Или, напротив, оказался как художник недостаточно смел, чтобы решиться на сугубо автобиографический фильм, как спустя всего год Андрей Тарковский в гениальном «Зеркале»?

Так или иначе, преувеличенный и идеализированный герой нуждается в трезвой беспристрастной оценке, а ее-то и не оказалось — место автора вынужден занять зритель.

Требуется: отделить роль от ее исполнителя. Разъять героя и автора.

Что и сделал сам автор. Увы, не в фильме, а в предсмертных к нему комментариях. В том числе в телефонном со мной разговоре. Плюс — в парочке предсмертных интервью.

В отличие от большинства рецензентов «Калины красной», отнесшихся к Егору Прокудину апологетически и умиленно, сам Шукшин решительно открестился от идеализированных характеристик своему герою, настаивая на том, что эмоциональные симпатии зрителей непутевому парню недостаточны, есть высший суд — суд разума, а разум обязан анализировать, на то он и разум.

Шукшин считал, что Егор Прокудин пошел по пути «компромисса с совестью, предательства — предательства матери, общества, самого себя. Жизнь искривилась, потекла по законам ложным, неестественным… Вся судьба Егора погибла — в этом все дело, и не важно, умирает ли он физически. Другой крах страшнее — нравственный, духовный. Необходимо было довести судьбу до конца. До самого конца…»

И еще одна шукшинская цитата: «Судьба в нем самом, а коль скоро так, ничего хорошего она ему не сулит».

Замечательные по своей точности слова. Словесная характеристика корректирует кинематографический образ.

У Егора Прокудина нет необходимого живому человеку иммунитета к опасности, к смерти. После встречи с матерью Егор отрезает себе путь к спасению, он носит смерть в себе, и его гибель — это отчужденная форма самоубийства. «Скажу еще более странное: полагаю, что он своей смерти искал сам», — комментировал Шукшин.

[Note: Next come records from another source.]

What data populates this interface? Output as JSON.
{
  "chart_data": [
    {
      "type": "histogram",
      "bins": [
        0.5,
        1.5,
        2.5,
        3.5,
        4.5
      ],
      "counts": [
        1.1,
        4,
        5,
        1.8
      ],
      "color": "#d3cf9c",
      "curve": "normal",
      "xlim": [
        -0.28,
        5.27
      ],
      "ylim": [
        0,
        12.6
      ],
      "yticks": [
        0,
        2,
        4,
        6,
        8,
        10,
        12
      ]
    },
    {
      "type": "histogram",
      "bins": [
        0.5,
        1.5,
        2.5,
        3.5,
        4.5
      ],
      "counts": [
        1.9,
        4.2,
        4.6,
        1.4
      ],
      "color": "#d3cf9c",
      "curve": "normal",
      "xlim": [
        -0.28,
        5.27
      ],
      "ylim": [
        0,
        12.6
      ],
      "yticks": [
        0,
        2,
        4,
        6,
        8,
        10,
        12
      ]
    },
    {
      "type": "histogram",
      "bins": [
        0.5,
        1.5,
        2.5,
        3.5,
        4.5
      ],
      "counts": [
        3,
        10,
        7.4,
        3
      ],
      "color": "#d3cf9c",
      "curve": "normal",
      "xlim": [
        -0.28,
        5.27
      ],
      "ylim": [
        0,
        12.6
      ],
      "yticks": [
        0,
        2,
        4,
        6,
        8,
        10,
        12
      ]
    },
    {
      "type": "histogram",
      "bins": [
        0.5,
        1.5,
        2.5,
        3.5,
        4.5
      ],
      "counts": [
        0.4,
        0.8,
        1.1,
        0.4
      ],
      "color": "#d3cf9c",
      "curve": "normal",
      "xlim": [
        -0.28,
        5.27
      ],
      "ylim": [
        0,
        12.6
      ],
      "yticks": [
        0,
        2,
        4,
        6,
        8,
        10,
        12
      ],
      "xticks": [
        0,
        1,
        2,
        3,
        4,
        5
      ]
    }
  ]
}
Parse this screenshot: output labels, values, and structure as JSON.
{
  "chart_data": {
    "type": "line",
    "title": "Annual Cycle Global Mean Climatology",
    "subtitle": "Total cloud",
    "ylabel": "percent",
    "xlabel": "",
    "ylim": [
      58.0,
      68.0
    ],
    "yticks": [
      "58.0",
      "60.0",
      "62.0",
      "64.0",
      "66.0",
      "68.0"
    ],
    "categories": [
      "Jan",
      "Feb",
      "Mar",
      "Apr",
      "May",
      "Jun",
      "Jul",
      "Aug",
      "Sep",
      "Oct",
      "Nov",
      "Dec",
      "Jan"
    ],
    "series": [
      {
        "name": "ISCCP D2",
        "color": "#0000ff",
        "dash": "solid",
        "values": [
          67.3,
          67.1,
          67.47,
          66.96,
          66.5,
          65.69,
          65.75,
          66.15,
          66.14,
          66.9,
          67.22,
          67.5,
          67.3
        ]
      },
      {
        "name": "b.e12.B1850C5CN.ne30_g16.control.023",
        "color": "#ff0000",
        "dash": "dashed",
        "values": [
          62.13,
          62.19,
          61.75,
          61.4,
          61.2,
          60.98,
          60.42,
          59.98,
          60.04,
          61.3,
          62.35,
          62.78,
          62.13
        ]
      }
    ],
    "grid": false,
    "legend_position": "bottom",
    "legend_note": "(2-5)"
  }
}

Его герой шел навстречу смерти, потому что воспринимал ее не как месть дружков по «малине», но как наказание, как плату, как искупление.

Шукшин признался в художественном просчете, который, возможно, и сделал образ Егора Прокудина двойственным, а авторское отношение к нему в фильме размытым:

— To же обстоятельство, что убивают его мстительные нелюди, а не что-нибудь другое, может быть, мой авторский просчет, ибо у смерти появляется и другой, поверхностный смысл.

Так будем же помнить про отношение к Егору Прокудину его создателя. Как и про отношение Шукшина к другим своим героям.

Бывают художники, которые окончательно и полно выражают себя в произведении искусства — им нечего добавить к уже сказанному. А бывают другие — к ним принадлежал Василий Шукшин: он не успел выговориться в собственном фильме и пытался наверстать упущенное постфактум, торопился досказать свою киноленту, когда та уже триумфально шла по экранам страны. Жизнь картины потекла независимо от ее создателя.

…И мне уже не возвратиться
Назад, в покинутый предел,
К моей строке или странице,
Что лучше б мог, как говорится,
Да не сумел. Иль не посмел.

Ощущение было такое, что, сказав многое, Шукшин многого сказать не успел.

А тем, что успел, был недоволен. В том числе своими поклонниками — их реакцией на его произведения, их восприятием и трактовкой «Калины красной». Акустика последнего его фильма была превосходной — в полный голос зазвучало то, что задумано было под сурдинку.

Во избежание кривотолков и искажений Василий Шукшин взялся объяснить созданный им образ: не только зрителям, но и самому себе.

«Поэт не только музыкант, он же и Страдивариус, великий мастер по фабрикации скрипок, озабоченный вычислением пропорций „коробки“ — психики слушателя. В зависимости от этих пропорций — удар смычка или получает царственную полноту, или звучит убого и неуверенно». Думаю, эти слова Мандельштама пришлись бы по вкусу Шукшину, хоть сам он и не успел вычислить пропорции зрительской психики, а потому обречен был на авторские сноски к «Калине красной».

Старик Максим из рассказа Шукшина «Наказ» сообщает племяннику одну поучительную историю, «но оттого, что история его не вышла такой разительной и глубокой, какой жила в его душе, он скис, как-то даже отрезвел и погрустнел». Схожее чувство испытывал и Шукшин.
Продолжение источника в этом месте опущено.